程式扎記

Preface
Files and Directories Used in this Exercise

Eclipse project: partitioner
Java files:
MonthPartitioner.java (Partitioner)
ProcessLogs.java (Driver)
CountReducer.java (Reducer)
LogMonthMapper.java (Mapper)

Test data (HDFS):
weblog (full web server access log)
testlog (partial data set for testing)

Exercise directory: ~/workspace/partitioner

In this Exercise, you will write a MapReduce job with multiple Reducers, and create a Partitioner to determine which Reducer each piece of Mapper output is sent to.

The Problem
In the "More Practice with Writing MapReduce Java Programs" exercise you did previously, you built the code in log_file_analysis project.
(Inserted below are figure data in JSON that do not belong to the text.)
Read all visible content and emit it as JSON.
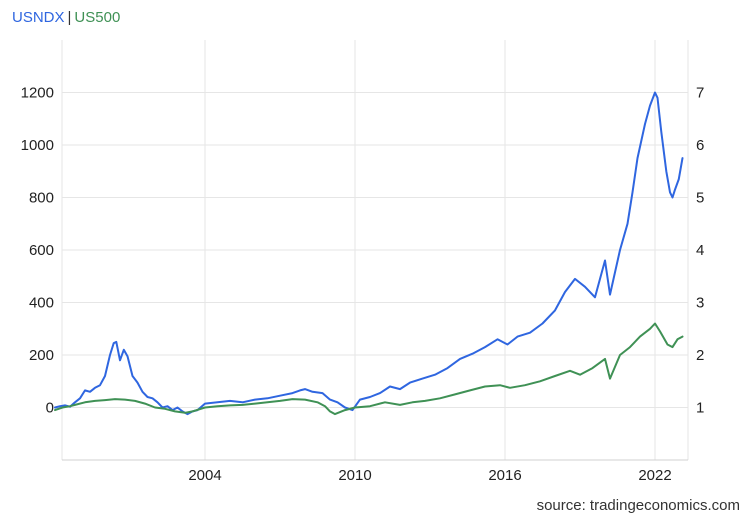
{
  "legend": {
    "separator": "|"
  },
  "source": "source: tradingeconomics.com",
  "colors": {
    "usndx": "#2f66e0",
    "us500": "#3f9155",
    "grid": "#e6e6e6"
  },
  "chart_data": {
    "type": "line",
    "x_tick_labels": [
      "2004",
      "2010",
      "2016",
      "2022"
    ],
    "y_left": {
      "ticks": [
        0,
        200,
        400,
        600,
        800,
        1000,
        1200
      ],
      "range": [
        -200,
        1400
      ]
    },
    "y_right": {
      "ticks": [
        1,
        2,
        3,
        4,
        5,
        6,
        7
      ],
      "range": [
        0,
        8
      ]
    },
    "grid": true,
    "legend_placement": "top-left",
    "series": [
      {
        "name": "USNDX",
        "axis": "left",
        "points": [
          [
            1998.0,
            0
          ],
          [
            1998.2,
            5
          ],
          [
            1998.4,
            8
          ],
          [
            1998.6,
            3
          ],
          [
            1998.8,
            20
          ],
          [
            1999.0,
            35
          ],
          [
            1999.2,
            65
          ],
          [
            1999.4,
            60
          ],
          [
            1999.6,
            75
          ],
          [
            1999.8,
            85
          ],
          [
            2000.0,
            120
          ],
          [
            2000.2,
            200
          ],
          [
            2000.35,
            245
          ],
          [
            2000.45,
            250
          ],
          [
            2000.6,
            180
          ],
          [
            2000.75,
            220
          ],
          [
            2000.9,
            195
          ],
          [
            2001.1,
            120
          ],
          [
            2001.3,
            95
          ],
          [
            2001.5,
            60
          ],
          [
            2001.7,
            40
          ],
          [
            2001.9,
            35
          ],
          [
            2002.1,
            20
          ],
          [
            2002.3,
            0
          ],
          [
            2002.5,
            5
          ],
          [
            2002.7,
            -10
          ],
          [
            2002.9,
            0
          ],
          [
            2003.1,
            -15
          ],
          [
            2003.3,
            -25
          ],
          [
            2003.5,
            -15
          ],
          [
            2003.7,
            -10
          ],
          [
            2004.0,
            15
          ],
          [
            2004.5,
            20
          ],
          [
            2005.0,
            25
          ],
          [
            2005.5,
            20
          ],
          [
            2006.0,
            30
          ],
          [
            2006.5,
            35
          ],
          [
            2007.0,
            45
          ],
          [
            2007.5,
            55
          ],
          [
            2007.8,
            65
          ],
          [
            2008.0,
            70
          ],
          [
            2008.3,
            60
          ],
          [
            2008.7,
            55
          ],
          [
            2009.0,
            30
          ],
          [
            2009.3,
            20
          ],
          [
            2009.6,
            0
          ],
          [
            2009.9,
            -10
          ],
          [
            2010.2,
            30
          ],
          [
            2010.6,
            40
          ],
          [
            2011.0,
            55
          ],
          [
            2011.4,
            80
          ],
          [
            2011.8,
            70
          ],
          [
            2012.2,
            95
          ],
          [
            2012.7,
            110
          ],
          [
            2013.2,
            125
          ],
          [
            2013.7,
            150
          ],
          [
            2014.2,
            185
          ],
          [
            2014.7,
            205
          ],
          [
            2015.2,
            230
          ],
          [
            2015.7,
            260
          ],
          [
            2016.1,
            240
          ],
          [
            2016.5,
            270
          ],
          [
            2017.0,
            285
          ],
          [
            2017.5,
            320
          ],
          [
            2018.0,
            370
          ],
          [
            2018.4,
            440
          ],
          [
            2018.8,
            490
          ],
          [
            2019.2,
            460
          ],
          [
            2019.6,
            420
          ],
          [
            2020.0,
            560
          ],
          [
            2020.2,
            430
          ],
          [
            2020.6,
            600
          ],
          [
            2020.9,
            700
          ],
          [
            2021.1,
            820
          ],
          [
            2021.3,
            950
          ],
          [
            2021.6,
            1080
          ],
          [
            2021.8,
            1150
          ],
          [
            2022.0,
            1200
          ],
          [
            2022.1,
            1180
          ],
          [
            2022.25,
            1050
          ],
          [
            2022.45,
            900
          ],
          [
            2022.6,
            820
          ],
          [
            2022.7,
            800
          ],
          [
            2022.8,
            830
          ],
          [
            2022.95,
            870
          ],
          [
            2023.1,
            950
          ]
        ]
      },
      {
        "name": "US500",
        "axis": "left",
        "points": [
          [
            1998.0,
            -10
          ],
          [
            1998.3,
            0
          ],
          [
            1998.6,
            5
          ],
          [
            1998.8,
            10
          ],
          [
            1999.2,
            20
          ],
          [
            1999.6,
            25
          ],
          [
            2000.0,
            28
          ],
          [
            2000.4,
            32
          ],
          [
            2000.8,
            30
          ],
          [
            2001.2,
            25
          ],
          [
            2001.6,
            15
          ],
          [
            2002.0,
            0
          ],
          [
            2002.4,
            -5
          ],
          [
            2002.8,
            -15
          ],
          [
            2003.2,
            -20
          ],
          [
            2003.5,
            -15
          ],
          [
            2004.0,
            0
          ],
          [
            2004.5,
            5
          ],
          [
            2005.0,
            8
          ],
          [
            2005.5,
            10
          ],
          [
            2006.0,
            15
          ],
          [
            2006.5,
            20
          ],
          [
            2007.0,
            25
          ],
          [
            2007.5,
            32
          ],
          [
            2008.0,
            30
          ],
          [
            2008.5,
            20
          ],
          [
            2008.8,
            5
          ],
          [
            2009.0,
            -15
          ],
          [
            2009.2,
            -25
          ],
          [
            2009.6,
            -10
          ],
          [
            2010.0,
            0
          ],
          [
            2010.6,
            5
          ],
          [
            2011.2,
            20
          ],
          [
            2011.8,
            10
          ],
          [
            2012.3,
            20
          ],
          [
            2012.8,
            25
          ],
          [
            2013.4,
            35
          ],
          [
            2014.0,
            50
          ],
          [
            2014.6,
            65
          ],
          [
            2015.2,
            80
          ],
          [
            2015.8,
            85
          ],
          [
            2016.2,
            75
          ],
          [
            2016.8,
            85
          ],
          [
            2017.4,
            100
          ],
          [
            2018.0,
            120
          ],
          [
            2018.6,
            140
          ],
          [
            2019.0,
            125
          ],
          [
            2019.5,
            150
          ],
          [
            2020.0,
            185
          ],
          [
            2020.2,
            110
          ],
          [
            2020.6,
            200
          ],
          [
            2021.0,
            230
          ],
          [
            2021.4,
            270
          ],
          [
            2021.8,
            300
          ],
          [
            2022.0,
            320
          ],
          [
            2022.2,
            290
          ],
          [
            2022.5,
            240
          ],
          [
            2022.7,
            230
          ],
          [
            2022.9,
            260
          ],
          [
            2023.1,
            270
          ]
        ]
      }
    ]
  }
}
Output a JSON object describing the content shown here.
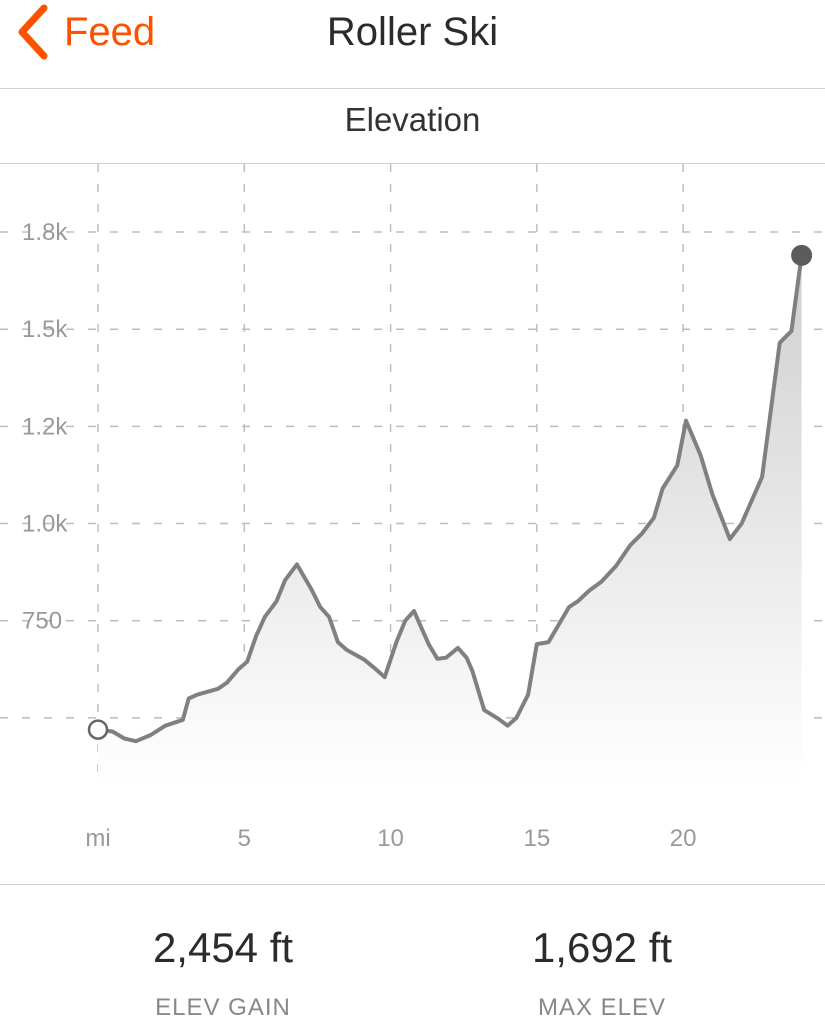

That program counted the number of hits for each different IP address in a web log file. The final output was a file containing a list of IP addresses, and the number of hits from that address.

This time, we want to perform a similar task, but we want the final output to consist of 12 files, one each for each month of the year: January, February, and son on. Each file will contain a list of IP address, and the number of hits from that address in that month.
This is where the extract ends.